Monday, April 30, 2007

Friday, April 27, 2007

Ute Relations


To resume with Brigham for the last time. After a conversation about Indians, in which he denounced the military policy of the Government, averring that one bale of blankets and ten pounds of beads would go farther to protect the mails from stoppage and emigrants from massacre than a regiment of soldiers, he discovered that we crossed swords on every war-question, and tactfully changed the subject to the beauty of the Opera House.

Salt Lake


The lake from which the city takes its name is about twenty miles distant from the latter, by a good road acress the level valley-bottom. Artistically viewed, it is one of the loveliest sheets of water I ever saw, - bluer than the intensest blue of the ocean, and practically as impressive, since looking from the southern shore, you see only a water-horizon.

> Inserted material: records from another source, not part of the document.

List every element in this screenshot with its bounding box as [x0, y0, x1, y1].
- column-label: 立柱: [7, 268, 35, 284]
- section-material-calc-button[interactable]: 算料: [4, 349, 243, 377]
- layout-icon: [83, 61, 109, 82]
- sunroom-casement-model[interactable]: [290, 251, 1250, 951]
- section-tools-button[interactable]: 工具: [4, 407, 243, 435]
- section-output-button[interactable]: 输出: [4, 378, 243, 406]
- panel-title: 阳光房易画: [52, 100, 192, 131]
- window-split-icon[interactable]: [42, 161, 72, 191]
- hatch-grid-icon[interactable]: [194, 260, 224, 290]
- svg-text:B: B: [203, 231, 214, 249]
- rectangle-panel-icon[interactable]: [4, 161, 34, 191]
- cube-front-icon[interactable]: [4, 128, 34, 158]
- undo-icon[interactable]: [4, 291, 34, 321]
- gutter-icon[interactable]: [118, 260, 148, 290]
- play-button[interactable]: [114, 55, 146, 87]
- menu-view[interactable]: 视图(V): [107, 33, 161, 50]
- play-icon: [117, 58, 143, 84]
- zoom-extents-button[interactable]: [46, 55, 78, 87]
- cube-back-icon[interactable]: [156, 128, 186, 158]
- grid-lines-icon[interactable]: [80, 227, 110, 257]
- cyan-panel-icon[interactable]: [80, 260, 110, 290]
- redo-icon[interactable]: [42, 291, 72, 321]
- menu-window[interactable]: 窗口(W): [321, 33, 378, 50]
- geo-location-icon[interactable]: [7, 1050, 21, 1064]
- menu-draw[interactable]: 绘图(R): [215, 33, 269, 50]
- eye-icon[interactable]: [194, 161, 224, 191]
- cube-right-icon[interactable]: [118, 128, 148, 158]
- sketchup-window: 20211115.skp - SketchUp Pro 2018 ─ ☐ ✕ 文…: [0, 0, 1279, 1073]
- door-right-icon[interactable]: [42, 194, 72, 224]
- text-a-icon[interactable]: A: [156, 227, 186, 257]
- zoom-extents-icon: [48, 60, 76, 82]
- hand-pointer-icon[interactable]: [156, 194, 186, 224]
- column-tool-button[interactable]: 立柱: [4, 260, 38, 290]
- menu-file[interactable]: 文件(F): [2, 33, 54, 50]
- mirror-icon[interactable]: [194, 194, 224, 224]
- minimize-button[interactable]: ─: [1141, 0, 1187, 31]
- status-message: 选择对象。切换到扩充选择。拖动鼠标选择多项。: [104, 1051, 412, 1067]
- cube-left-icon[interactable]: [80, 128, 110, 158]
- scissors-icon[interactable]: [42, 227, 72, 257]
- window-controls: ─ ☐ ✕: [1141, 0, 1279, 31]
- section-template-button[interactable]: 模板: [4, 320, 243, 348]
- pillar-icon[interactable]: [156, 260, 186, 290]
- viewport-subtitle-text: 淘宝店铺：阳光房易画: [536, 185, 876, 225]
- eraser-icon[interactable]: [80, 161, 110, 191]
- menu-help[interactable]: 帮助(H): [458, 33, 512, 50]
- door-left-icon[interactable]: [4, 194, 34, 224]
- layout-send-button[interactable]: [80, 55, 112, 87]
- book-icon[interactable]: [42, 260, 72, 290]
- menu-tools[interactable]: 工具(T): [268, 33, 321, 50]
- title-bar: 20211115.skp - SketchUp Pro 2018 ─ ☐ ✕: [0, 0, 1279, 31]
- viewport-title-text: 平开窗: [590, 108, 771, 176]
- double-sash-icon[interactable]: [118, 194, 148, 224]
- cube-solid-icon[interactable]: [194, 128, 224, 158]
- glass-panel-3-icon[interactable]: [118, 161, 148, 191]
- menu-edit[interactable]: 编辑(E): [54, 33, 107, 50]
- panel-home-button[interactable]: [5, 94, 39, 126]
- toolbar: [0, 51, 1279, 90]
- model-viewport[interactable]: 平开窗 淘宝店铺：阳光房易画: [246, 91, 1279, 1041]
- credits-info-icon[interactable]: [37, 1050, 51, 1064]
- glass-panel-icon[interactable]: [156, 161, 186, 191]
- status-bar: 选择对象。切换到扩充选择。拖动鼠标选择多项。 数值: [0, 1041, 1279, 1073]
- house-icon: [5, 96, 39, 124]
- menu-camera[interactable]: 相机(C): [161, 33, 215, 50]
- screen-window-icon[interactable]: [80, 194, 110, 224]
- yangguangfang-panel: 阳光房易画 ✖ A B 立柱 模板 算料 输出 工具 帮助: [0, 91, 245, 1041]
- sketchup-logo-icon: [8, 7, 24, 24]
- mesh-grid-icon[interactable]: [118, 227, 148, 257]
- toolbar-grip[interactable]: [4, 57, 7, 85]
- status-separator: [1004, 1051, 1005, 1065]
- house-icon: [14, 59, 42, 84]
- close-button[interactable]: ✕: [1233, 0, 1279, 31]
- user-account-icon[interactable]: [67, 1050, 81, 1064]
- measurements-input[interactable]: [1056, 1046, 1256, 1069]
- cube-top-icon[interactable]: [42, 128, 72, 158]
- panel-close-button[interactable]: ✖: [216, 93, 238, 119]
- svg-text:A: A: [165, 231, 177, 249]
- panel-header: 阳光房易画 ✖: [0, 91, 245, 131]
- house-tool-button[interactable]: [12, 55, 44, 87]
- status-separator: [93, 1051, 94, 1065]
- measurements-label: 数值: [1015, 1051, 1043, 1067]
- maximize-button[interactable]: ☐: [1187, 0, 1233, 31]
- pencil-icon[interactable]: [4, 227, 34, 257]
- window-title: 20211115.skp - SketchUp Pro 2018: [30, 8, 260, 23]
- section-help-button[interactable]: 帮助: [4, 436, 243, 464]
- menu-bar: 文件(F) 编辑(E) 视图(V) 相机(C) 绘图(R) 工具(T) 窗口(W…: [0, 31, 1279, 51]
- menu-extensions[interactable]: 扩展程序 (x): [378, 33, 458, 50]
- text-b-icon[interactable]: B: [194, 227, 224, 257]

This view, however, is broken by a magnificent mountainous island, rising, I should think, seven or eight hundred feet from the water, half a dozen miles from shore, and apparently as many miles in circuit. The density of the lake brine has been under- instead of over-stated. I swam out into it for a considerable distance, then lay upon my back on rather than in, the water, and suffered the breeze to waft me landward again. I was blown to a spot where the lake was only four inches deep, without grazing my back, and did not know I had got within my depth again until I depressed my hand and touched bottom!

Come Over Into My Garden



"Blessed be the day! Come over into my garden." We gladly accepted the invitation, and I must confess, if there ever could be any hope of conversion it was just about the time we stood in Brother Heber's fine orchard eating pears and apricots between exhortations, and having sound doctrine poked down our throats with gooseberries as big as plums. . .

An Embowered City



Salt Lake City, Brigham told me, he believed to contain sixteen thousand inhabitants. Its houses are built generally of adobe or wood, - a few of stone - and though none of them are architecturally ambitious, almost all have delightful gardens. Both fruit- and shade- trees are plenty and thrifty. Indeed, from the roof of the Opera House the city looks fairly embowered in green. It lies very picturesquely on a plain quite embasined among mountains, the beauty of its appearance is much heightened by the streams which run on both sides of all the broad streets, brought down from the snow-peaks for purposes of irrigation.

Thursday, April 26, 2007

A Contra Dance with the President



I talked with Brigham till a party of young girls, whom he treated with a sage mixture of gallantry and fatherliness, came to him with an invitiation to join in some old-fashioned contra-dance long forgotten in the East. I was curious to see how he would acquit himself in this supreme ordeal of dignity; so I descended to the parquet, and was much impressed by the aristocratic grace with which he went through his figures.

Tuesday, April 24, 2007

Brigham's "Thousand Dollar" Chandelier

"Where do you think we got that central chandelier, and what d'ye suppose we paid for it?" It was a piece of workmanship which would have been creditable to any New York firm, -- apparently a richly carved circle, twined with gilt vines, leaves and tendrils, blossoming all over with flaming wax-lights, and suspended by a massive chain of golden lustre. So I replied that he probably paid a thousand dollars for it in New York. "Capital!" exclaimed Brigham. "I made it myself! That circle is a cartwheel which I washed and gilded; it hangs by a pair of gilt ox-chains; and the ornaments of the candlesticks were all cut after my patterns out of sheet-tin!"